When an illegal comes over the border they get so much handed to them. Public education, emergency medicine, roads and highways, medicare, social security, and welfare. An illegal immigrant does not deserve any of that, because they’ve done basically nothing to pay for any of it. Illegal immigrants are having babies by the thousands at our hospitals and not contributing a dime to pay for it. ONE BILLION DOLLARS. I think I’m turning into a Libertarian when it comes to economics. The solution to all of this is to make people pay for everything. Charge people $4000 to send their kid to public school, pay per miles used on the highways. In turn the goverment could get rid of property taxes or income taxes.
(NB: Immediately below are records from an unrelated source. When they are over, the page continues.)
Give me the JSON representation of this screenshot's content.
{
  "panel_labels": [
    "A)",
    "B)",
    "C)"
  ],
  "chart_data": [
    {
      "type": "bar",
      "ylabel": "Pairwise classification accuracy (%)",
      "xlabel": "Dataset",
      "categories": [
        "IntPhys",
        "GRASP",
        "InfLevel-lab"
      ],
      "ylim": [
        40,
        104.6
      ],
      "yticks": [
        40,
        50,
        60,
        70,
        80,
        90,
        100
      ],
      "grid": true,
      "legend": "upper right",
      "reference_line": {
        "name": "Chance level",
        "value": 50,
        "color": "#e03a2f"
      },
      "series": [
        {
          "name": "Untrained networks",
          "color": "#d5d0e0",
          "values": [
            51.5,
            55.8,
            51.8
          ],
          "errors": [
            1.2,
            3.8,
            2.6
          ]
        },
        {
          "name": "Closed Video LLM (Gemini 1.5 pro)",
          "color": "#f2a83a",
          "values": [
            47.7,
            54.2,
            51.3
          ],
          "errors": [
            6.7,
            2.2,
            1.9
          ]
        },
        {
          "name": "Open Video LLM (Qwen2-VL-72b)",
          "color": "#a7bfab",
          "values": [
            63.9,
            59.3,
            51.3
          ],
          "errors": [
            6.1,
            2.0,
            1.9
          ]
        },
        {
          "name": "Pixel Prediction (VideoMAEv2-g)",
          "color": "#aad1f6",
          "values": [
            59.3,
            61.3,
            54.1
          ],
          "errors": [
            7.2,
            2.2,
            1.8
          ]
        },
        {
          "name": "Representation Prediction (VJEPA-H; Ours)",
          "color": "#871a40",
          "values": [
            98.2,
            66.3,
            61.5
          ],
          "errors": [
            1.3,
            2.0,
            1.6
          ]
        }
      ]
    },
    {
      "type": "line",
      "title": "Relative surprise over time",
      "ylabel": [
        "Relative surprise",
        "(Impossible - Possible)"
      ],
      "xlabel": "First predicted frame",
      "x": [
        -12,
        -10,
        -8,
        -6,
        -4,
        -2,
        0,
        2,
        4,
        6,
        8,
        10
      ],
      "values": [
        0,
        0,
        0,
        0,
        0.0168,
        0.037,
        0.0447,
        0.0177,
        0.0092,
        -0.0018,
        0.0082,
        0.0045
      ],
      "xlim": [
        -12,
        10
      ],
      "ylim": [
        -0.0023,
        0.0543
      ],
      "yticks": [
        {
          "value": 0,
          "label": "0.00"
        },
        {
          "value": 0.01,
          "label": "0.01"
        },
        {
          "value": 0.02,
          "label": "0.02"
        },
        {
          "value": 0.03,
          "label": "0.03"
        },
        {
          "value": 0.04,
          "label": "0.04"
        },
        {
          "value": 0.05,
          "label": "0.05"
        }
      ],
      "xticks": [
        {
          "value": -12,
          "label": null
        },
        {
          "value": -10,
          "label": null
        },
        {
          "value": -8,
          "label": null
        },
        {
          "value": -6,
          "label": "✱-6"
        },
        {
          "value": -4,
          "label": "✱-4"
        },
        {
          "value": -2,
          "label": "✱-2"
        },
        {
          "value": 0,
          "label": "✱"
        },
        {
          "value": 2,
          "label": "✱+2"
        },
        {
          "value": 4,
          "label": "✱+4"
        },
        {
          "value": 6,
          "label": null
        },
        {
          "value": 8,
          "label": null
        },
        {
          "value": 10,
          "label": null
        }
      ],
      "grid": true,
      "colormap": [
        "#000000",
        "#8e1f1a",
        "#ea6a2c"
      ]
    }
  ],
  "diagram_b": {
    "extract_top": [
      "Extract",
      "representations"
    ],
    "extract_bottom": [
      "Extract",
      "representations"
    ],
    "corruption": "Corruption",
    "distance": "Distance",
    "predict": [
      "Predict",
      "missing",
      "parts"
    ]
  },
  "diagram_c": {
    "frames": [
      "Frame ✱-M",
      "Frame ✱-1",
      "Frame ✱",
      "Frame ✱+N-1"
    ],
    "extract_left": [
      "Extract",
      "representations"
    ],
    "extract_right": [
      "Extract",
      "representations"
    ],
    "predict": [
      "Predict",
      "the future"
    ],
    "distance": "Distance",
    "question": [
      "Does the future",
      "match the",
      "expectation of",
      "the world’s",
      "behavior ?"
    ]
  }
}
Ultimately there should not be anything handed to illegal immigrants by the goverment reaching into the pockets of law-abiding and tax-paying citizens.

6) Illegal Immigrants Commit a lot of Crime

Crime 1: 29% of criminals filling jails are illegals, costing 1.6 billion dollars a year (they only make up around 3% of the entire population).

Crime 2: 60% of the 20,000 strong 18th street gang are illegals.

Crime 3: 95% of outstanding homicide warrants in Los Angeles are for illegal aliens.

Crime 4: A whole lot of document forgery going on!

There are tons of illegal immigrants and crime links, just search google.

7) Conclusion

That’s all the energy I have. Doesn’t seem like the politicians in Washington D.C. have the guts to really do anything, so I don’t see this problem being solved anytime soon.